—
Bom
dia, tudo
bem!
—
Posso
contar-lhe algo de estranho que vi?
—
Claro!
—
Estava
quase chegando à casa, vi um servente de pedreiro, homem adulto
jovem, loiro, barrigudo, com um piercing grande na orelha, sem
camisa, bermuda longa e chinelos de dedo, tatuagem tribal em um dos
ombros, cabeça raspada nas laterais e coque “à la samurai” que
está na moda, no alto das junções parietais. É interessante que a
despeito da crítica do proletariado às demais classes ele quer
igualdade com a burguesia. Não é o caso de negar a equidade
universal, mas parece-me um contrassenso um trabalhador braçal
trajar-se como um playboy.
—
Observações
como essas são material para a reflexão do nosso entorno. Vi que
duas universidades privadas publicizaram os seus serviços de
escolarização à mercê de um ex-atleta e um profissional da mídia
televisiva. Não vejo onde estão as relações entre os personagens
e a área de atuação delas.
—
É
porque eles são famosos.
— É
verdade. Mas sabe-se que os artistas em sua maioria – exceto parte
considerável dos escritores e alguns representantes isolados de
outras artes – não são profissionais dentre os maiores
frequentadores da academia ou conhecedores de assuntos afetos a ela.

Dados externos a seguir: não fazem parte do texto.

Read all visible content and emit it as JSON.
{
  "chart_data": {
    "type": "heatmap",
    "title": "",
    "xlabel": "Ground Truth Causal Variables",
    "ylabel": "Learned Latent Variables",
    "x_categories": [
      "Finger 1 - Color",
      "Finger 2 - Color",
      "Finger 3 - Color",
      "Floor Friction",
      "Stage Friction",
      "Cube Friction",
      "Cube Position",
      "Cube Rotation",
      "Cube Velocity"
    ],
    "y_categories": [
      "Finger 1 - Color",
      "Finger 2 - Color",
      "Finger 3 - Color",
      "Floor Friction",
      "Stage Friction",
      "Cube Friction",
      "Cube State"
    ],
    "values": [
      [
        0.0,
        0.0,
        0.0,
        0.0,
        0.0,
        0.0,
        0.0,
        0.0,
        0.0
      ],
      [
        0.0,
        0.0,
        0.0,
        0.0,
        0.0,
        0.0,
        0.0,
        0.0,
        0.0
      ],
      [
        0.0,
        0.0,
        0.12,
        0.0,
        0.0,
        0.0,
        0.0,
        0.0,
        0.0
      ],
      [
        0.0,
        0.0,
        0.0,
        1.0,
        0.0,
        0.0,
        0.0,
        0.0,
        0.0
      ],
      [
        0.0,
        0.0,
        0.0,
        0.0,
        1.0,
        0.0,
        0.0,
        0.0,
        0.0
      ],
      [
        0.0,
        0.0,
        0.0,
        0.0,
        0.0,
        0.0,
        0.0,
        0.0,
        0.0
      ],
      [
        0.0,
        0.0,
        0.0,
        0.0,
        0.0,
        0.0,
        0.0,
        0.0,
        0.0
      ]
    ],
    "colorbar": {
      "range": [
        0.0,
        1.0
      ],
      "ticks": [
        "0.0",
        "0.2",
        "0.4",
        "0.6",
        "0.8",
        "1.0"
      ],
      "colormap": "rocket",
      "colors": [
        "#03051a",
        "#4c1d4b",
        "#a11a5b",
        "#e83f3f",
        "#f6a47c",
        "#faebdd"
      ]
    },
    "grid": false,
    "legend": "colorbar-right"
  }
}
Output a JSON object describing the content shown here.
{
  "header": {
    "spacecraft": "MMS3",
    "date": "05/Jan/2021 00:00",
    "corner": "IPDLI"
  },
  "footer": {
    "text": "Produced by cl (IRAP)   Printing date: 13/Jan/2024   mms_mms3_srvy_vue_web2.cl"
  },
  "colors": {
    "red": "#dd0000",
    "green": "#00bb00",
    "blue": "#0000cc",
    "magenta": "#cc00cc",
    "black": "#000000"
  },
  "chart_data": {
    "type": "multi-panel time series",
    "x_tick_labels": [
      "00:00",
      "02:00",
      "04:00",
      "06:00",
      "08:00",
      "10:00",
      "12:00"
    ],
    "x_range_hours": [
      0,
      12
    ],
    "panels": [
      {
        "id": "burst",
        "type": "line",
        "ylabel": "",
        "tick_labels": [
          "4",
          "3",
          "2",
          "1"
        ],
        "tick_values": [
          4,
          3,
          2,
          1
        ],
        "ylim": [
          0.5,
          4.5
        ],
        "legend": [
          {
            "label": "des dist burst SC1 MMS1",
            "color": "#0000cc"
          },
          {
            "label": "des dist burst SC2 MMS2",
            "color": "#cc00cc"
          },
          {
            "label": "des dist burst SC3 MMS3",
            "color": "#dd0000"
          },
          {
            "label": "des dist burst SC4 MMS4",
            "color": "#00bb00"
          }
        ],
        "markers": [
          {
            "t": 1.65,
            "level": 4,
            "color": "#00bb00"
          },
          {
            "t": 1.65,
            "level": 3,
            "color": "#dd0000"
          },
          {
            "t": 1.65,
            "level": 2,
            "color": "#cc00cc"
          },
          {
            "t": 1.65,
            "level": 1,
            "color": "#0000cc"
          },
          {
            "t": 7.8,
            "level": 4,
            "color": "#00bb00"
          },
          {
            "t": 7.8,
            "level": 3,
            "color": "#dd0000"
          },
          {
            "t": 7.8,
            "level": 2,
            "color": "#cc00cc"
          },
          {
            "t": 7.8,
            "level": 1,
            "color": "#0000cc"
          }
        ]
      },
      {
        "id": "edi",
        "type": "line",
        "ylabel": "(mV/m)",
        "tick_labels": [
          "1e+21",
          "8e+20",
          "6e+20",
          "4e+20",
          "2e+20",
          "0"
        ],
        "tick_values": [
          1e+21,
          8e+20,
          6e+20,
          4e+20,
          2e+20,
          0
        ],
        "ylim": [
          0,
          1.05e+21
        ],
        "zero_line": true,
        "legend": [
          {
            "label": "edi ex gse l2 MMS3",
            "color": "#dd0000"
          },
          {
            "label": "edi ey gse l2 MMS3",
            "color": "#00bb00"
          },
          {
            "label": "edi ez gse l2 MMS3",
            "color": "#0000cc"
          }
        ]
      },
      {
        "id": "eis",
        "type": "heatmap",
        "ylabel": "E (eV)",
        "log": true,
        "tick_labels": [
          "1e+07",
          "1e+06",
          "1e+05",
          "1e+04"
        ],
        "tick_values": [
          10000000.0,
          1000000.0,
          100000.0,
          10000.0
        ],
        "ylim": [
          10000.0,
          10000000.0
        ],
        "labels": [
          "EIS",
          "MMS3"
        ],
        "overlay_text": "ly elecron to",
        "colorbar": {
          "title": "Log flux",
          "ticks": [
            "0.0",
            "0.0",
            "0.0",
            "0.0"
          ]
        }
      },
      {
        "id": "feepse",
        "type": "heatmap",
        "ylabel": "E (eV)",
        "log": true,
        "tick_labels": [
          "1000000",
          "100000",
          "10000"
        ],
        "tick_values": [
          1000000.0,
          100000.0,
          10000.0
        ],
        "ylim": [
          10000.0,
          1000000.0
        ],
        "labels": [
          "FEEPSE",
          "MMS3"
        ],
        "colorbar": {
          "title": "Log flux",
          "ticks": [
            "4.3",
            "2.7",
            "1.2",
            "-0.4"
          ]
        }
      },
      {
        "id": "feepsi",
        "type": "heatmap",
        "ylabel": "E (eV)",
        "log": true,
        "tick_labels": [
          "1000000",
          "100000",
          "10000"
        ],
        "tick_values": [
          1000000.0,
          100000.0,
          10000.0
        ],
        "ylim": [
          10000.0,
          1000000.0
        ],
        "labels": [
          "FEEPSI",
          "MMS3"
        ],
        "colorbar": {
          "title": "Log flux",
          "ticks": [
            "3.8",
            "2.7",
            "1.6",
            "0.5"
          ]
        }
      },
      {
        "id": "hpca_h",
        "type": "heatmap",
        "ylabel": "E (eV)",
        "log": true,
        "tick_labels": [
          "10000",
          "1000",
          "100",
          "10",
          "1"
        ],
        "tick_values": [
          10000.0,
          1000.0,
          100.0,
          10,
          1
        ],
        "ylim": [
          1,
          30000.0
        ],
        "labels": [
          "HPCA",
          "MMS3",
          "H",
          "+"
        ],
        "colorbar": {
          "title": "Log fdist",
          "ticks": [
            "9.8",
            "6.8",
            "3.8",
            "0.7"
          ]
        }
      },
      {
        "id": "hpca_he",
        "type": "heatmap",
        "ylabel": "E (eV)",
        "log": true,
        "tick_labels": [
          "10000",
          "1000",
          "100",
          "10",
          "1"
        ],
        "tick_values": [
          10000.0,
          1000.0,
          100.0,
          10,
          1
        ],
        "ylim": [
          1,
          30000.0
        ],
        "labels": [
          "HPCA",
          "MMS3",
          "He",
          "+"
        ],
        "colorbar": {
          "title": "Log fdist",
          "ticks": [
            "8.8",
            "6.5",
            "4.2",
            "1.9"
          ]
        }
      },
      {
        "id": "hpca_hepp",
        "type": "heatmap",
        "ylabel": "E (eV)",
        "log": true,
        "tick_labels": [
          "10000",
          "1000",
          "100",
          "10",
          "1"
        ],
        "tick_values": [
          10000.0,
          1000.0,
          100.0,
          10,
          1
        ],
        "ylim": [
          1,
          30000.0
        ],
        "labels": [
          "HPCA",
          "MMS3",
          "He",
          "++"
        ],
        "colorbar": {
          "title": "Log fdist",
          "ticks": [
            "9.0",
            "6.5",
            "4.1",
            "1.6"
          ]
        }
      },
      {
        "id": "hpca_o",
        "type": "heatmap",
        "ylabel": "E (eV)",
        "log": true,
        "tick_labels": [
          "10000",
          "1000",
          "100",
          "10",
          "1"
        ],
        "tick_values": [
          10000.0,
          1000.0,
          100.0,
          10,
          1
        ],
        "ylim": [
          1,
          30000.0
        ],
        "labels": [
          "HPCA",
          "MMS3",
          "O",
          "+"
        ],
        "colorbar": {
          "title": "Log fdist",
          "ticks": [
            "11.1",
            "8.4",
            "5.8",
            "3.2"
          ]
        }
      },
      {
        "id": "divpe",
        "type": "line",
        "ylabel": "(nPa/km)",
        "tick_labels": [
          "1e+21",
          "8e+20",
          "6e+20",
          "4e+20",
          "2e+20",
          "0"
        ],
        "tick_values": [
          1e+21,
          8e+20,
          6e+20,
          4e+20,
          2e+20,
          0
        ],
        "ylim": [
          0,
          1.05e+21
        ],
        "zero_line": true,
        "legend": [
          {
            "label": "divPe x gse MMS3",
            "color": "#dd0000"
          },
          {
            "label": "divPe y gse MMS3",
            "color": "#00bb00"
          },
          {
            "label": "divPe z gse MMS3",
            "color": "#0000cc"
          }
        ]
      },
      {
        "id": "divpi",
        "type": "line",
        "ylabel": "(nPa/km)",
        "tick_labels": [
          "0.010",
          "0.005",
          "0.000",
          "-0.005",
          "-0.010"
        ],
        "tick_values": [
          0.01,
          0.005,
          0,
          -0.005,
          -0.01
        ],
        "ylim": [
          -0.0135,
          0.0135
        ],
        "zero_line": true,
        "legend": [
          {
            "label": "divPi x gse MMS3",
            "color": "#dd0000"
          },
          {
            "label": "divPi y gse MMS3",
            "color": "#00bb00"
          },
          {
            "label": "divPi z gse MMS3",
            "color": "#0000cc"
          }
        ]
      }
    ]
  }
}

E se as entidades escolares públicas grevam amiúde somente por
aumentos salariais e os estabelecimentos privados utilizam-se de
celebridades para atrair clientes vê-se que elas não têm em seu
bojo a prioridade de escolarizar o seu público.
—
Não
tenho como contestar. E para ilustrar a desconexão entre o que
deveria ser uma atividade
profissional e o seu fim social veja isso: uma empresa de
locação de livros
fixou bandeirolas nos postes de sinais de trânsito
e de iluminação. É visível que a tônica da empresa não é o
fomento da leitura, o esclarecimento ou o lazer da população –
nem de longe –, também
não com a coisa pública,
mas
algo que é quase um homófono da flor petúnia, com a diferenciação
de um componente alfabético.
— As
ruas e outros lugares públicos são fontes infindáveis de
acontecimentos interessantes sob diversos aspectos de análise. Por
volta de meio-dia, duas adolescentes de tenras peles bem cuidadas,
com uniformes escolares, estavam
em um ônibus e tinham
às mãos coroas de princesas em papel de um restaurante de
refeição rápida;
o que significavam
que tiveram o almoço naquele local após as suas aulas matinais. Em
um banco atrás delas uma
outra jovem, com cerca de meia dúzia de anos a mais que elas tinha
um bebê ao colo, com chupeta na boca, não obstante a ínfima
diferença etária a cútis da mama que alimentava
o mancebinho e da face daquela moçoila mãe não apresentava
a mesma delicadeza da face das estudantes.
Não
há justeza entre os seres humanos, parece sequer que ela foi a uma
boa escola e por um tempo adequado à sua formação intelectual. Os
cabelos e outros sinais do seu corpo desfilavam
traços de sofrimento e subnutrição.
Se
lógica houvesse na existência humana, poder-se-ia predizer as
décadas vindouras daquelas quatro pessoas. As
raparigas antes de apearem da nau rolante miraram
o bebê
e comentaram
algo
entre si; uma dela aparentava
desde cedo possuir a inclinação maternal.
— Gostei
deveras dessa sua história e sua consideração. Pois permita-me
relatar uma mais. Um jovem argentino, com um chapéu de feltro,
estilo vaqueiro, tocava o seu violão, a maioria das canções era em
espanhol, outras poucas em português. Após três canções fez a
sua apresentação e a razão de sua estada no Brasil: visitar alguns
lugares nossos.
Elogiou
a terra e o povo, logo recebeu aplausos. Aproveitou o ensejo e
mostrou o chapéu invertido para amealhar alguns reais, a maioria
colaborou com pequenas moedas,
houve
parcos doadores de 5 reais, possivelmente os ditos amantes de verdade
da arte popular, sejam porque gostam ou porque são também artistas
não profissionais, fizeram-no por empatia, trataram-no como
gostariam de ser tratados em suas apresentações.
Um
jovem aproximara-se, disse que era o segundo show dele a que assistia
naquela semana. Disse que também era músico, tocava violino.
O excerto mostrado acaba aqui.